Queen reveals mind-boggling array of treasures

The Queen receives hundreds of gifts each year, but doesn't consider them her personal property.

What do you give the woman who has everything? A bag of salt.

Yes, really. That’s one of the mind-boggling array of gifts due to go on show in an exhibition called Royal Gifts: A Summer Opening at Buckingham Palace, that promises to give visitors an insight into the thousands of presents the Queen has received during 65 years of state visits.

The gifts on show include ones from world leaders such as the former US president Dwight D. Eisenhower and former South African president Nelson Mandela.

The bag of salt came from Salt Island, in the British Virgin Islands, and was sent to the monarch to celebrate her 90th birthday last year.

Some of the treasures on display are far more glittering, however.

There’s a large, golden model ship, presented to the Queen in 2015 by Chinese president Xi Jingping. According to the palace, “the prow of the ship is decorated with a dove and olive branch medallion, emblematic of peace, whilst the sides of the hull are decorated with elements from Dunhuang frescoes, as well as traditional Chinese symbols of friendship and peace”.

There’s a silver fruit bowl, complete with silver fruits, presented by Zambia in 1991, a brightly-coloured throne from the Yoruba people of Nigeria given in 1956, and a pair of Tongan baskets that were given to Queen Elizabeth by Tonga’s Queen Salote Tupou during a Commonwealth visit in 1953.

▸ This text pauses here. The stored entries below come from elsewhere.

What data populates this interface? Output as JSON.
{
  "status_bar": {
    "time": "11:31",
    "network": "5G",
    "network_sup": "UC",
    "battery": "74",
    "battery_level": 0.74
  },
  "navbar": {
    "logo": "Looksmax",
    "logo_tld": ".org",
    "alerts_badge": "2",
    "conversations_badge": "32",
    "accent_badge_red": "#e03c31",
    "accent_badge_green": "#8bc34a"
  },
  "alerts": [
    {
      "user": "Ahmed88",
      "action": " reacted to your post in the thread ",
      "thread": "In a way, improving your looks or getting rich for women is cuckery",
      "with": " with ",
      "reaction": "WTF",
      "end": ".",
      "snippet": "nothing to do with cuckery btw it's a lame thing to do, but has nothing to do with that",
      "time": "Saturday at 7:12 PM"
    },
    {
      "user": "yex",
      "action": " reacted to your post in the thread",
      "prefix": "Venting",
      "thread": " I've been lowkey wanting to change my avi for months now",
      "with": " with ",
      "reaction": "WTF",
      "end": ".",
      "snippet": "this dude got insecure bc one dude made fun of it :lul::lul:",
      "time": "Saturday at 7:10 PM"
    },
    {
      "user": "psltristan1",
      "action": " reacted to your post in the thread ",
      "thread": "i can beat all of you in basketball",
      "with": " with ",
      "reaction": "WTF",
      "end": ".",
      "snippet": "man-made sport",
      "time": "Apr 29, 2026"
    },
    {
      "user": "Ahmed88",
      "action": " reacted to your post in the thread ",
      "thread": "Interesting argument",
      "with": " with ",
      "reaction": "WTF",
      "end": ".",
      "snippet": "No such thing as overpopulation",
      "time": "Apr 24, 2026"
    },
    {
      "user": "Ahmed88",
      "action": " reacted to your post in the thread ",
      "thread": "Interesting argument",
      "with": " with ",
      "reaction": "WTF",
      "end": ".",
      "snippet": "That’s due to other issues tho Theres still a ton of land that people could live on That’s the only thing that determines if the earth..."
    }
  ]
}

More recently, the Queen was given a London Underground sign by the Aldgate East Tube Station during a visit in 2010 to commemorate the July 7 London tube bombing.

The monarch receives am amazing array of presents, which are revealed every year in an official list. The presents received on state visits can be worn or used by the Royal Family but they’re not considered their personal property so can’t be sold, and the royals don’t pay tax on them. Instead, the gifts are kept in the Royal Collection that’s held in trust by the Queen for the nation.

The Victorian state government, for example, gave Queen Elizabeth a pair of crotched poppies last year.

Presents also poured in for the Queen’s 90th birthday in 2016, including two red stags from the Woburn Abbey Deer Park. Animal gifts are handed over to the London Zoo or other suitable homes. 

What would you choose to give the Queen to represent Australia? What would you like to receive from world leaders if you were the Queen?